Increasing soil organic C storage and persistence in soils: levers associated with microbial and physical controls
Abstract
There is an urgent need to find large-scale efficient solutions for carbon dioxide removal. Organic carbon (sequestration in soils provide low-cost nature-based solutions and a number of management options have been demonstrated to allow for a net uptake of CO2 from the atmosphere, either by increasing biomass inputs to soil (e.g. cover crops, agroforestry, temporary leys) or by decreasing carbon outputs from soil (e.g. by decreasing tillage).

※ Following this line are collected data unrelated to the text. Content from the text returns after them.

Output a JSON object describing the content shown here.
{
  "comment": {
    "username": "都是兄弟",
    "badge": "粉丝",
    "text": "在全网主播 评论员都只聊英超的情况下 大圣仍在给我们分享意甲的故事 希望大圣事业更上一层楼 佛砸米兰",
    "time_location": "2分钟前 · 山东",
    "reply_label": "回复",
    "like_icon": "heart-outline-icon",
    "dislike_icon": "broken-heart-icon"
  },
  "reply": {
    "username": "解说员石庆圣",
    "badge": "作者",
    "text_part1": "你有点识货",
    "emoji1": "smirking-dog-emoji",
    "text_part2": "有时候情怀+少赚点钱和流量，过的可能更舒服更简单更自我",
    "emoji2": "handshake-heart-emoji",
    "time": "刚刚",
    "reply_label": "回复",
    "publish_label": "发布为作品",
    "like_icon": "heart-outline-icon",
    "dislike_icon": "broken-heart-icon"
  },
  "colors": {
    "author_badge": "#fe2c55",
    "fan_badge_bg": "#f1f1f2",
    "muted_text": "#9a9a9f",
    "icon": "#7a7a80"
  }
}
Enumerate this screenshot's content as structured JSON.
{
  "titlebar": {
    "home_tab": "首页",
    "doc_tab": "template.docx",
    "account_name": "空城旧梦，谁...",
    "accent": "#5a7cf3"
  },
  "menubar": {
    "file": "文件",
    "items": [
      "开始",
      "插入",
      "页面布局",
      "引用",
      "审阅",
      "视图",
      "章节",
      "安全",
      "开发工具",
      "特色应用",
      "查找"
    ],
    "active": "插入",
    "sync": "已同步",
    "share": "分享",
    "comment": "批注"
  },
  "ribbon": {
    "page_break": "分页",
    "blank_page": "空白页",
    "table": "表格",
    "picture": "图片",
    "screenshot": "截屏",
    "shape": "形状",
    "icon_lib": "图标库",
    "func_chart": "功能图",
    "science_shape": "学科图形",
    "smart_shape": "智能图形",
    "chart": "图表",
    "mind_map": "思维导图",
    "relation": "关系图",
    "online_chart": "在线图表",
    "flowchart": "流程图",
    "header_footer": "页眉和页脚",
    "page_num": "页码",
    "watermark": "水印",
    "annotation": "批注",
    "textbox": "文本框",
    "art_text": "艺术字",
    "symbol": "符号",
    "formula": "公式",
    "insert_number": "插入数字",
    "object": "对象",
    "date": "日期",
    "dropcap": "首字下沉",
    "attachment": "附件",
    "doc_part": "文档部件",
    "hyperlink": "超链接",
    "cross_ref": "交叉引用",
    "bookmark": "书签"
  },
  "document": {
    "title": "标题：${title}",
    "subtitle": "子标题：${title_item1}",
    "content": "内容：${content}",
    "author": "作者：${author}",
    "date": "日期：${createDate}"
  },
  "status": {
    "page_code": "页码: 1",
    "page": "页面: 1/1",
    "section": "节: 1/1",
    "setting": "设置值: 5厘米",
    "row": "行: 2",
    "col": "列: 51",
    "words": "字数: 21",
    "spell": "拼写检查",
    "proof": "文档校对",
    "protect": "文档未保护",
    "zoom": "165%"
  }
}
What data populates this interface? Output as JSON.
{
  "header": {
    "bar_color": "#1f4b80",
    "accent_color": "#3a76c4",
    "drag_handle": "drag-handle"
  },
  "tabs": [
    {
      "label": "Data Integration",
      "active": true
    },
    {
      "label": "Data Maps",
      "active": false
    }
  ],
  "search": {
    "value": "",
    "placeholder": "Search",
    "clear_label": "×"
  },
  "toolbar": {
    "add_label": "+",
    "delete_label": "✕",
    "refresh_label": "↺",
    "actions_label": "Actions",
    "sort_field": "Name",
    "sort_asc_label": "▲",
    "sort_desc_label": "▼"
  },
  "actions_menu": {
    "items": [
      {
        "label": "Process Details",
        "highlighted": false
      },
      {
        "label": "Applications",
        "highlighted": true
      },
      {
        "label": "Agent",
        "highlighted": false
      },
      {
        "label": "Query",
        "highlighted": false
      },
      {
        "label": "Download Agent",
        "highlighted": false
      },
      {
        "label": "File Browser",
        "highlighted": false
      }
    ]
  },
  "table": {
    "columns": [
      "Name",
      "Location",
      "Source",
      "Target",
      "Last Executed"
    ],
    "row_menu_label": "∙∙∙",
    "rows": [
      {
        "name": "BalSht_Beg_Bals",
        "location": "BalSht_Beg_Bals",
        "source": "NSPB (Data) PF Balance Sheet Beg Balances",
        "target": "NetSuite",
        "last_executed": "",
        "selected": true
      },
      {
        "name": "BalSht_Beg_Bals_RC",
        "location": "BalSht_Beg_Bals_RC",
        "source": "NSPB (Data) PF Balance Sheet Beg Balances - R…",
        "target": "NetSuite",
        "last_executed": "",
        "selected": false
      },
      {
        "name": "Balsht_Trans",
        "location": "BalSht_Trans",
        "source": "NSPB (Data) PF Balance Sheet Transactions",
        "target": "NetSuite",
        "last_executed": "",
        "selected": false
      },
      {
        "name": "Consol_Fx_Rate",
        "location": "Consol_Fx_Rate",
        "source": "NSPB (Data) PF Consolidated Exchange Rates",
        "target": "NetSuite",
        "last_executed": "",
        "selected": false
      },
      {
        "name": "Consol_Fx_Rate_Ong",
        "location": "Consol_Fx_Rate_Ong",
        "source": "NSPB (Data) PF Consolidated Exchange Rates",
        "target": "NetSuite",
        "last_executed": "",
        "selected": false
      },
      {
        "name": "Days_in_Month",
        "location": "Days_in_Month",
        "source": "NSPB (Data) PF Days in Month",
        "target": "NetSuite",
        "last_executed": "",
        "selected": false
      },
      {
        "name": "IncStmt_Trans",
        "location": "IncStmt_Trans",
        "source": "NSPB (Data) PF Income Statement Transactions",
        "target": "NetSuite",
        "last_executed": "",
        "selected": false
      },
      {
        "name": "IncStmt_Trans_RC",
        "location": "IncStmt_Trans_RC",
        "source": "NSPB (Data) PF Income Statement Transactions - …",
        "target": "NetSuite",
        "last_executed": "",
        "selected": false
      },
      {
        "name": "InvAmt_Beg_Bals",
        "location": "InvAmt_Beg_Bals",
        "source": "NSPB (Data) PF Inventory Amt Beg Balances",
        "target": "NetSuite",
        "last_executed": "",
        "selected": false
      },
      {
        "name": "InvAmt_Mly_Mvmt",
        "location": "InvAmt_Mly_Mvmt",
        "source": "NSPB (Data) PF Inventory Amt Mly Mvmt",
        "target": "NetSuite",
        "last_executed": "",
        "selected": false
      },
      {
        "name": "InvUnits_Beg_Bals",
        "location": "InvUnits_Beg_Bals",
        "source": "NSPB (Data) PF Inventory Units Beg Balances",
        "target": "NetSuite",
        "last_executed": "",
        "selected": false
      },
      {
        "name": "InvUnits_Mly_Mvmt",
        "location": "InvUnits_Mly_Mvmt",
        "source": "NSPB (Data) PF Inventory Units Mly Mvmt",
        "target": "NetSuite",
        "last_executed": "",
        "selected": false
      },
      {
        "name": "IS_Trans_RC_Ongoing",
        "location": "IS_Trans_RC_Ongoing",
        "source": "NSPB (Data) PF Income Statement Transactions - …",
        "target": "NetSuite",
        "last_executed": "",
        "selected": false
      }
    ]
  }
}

As the longevity of soil organic carbon (SOC) sequestration is important for climate change mitigation, arises the question of increasing the persistence of SOC. This may depend on the nature of management options and organic inputs to soil, as we show from a comparison of long-term experiments, but could also be achieved, in theory, by increasing the extent of stabilization processes of soil organic matter, such as physical protection. We explore established facts and paradoxes regarding physical controls on soil organic matter. These are increasingly understood at the scale of the microbial habitat, where reduced accessibility of substrates to decomposers and reduced availability of oxygen limit soil organic matter mineralization in the soil structure. Contrastingly, the effects of reduced soil structure disturbance on soil organic carbon stocks and residence times, via reduced tillage are still elusive.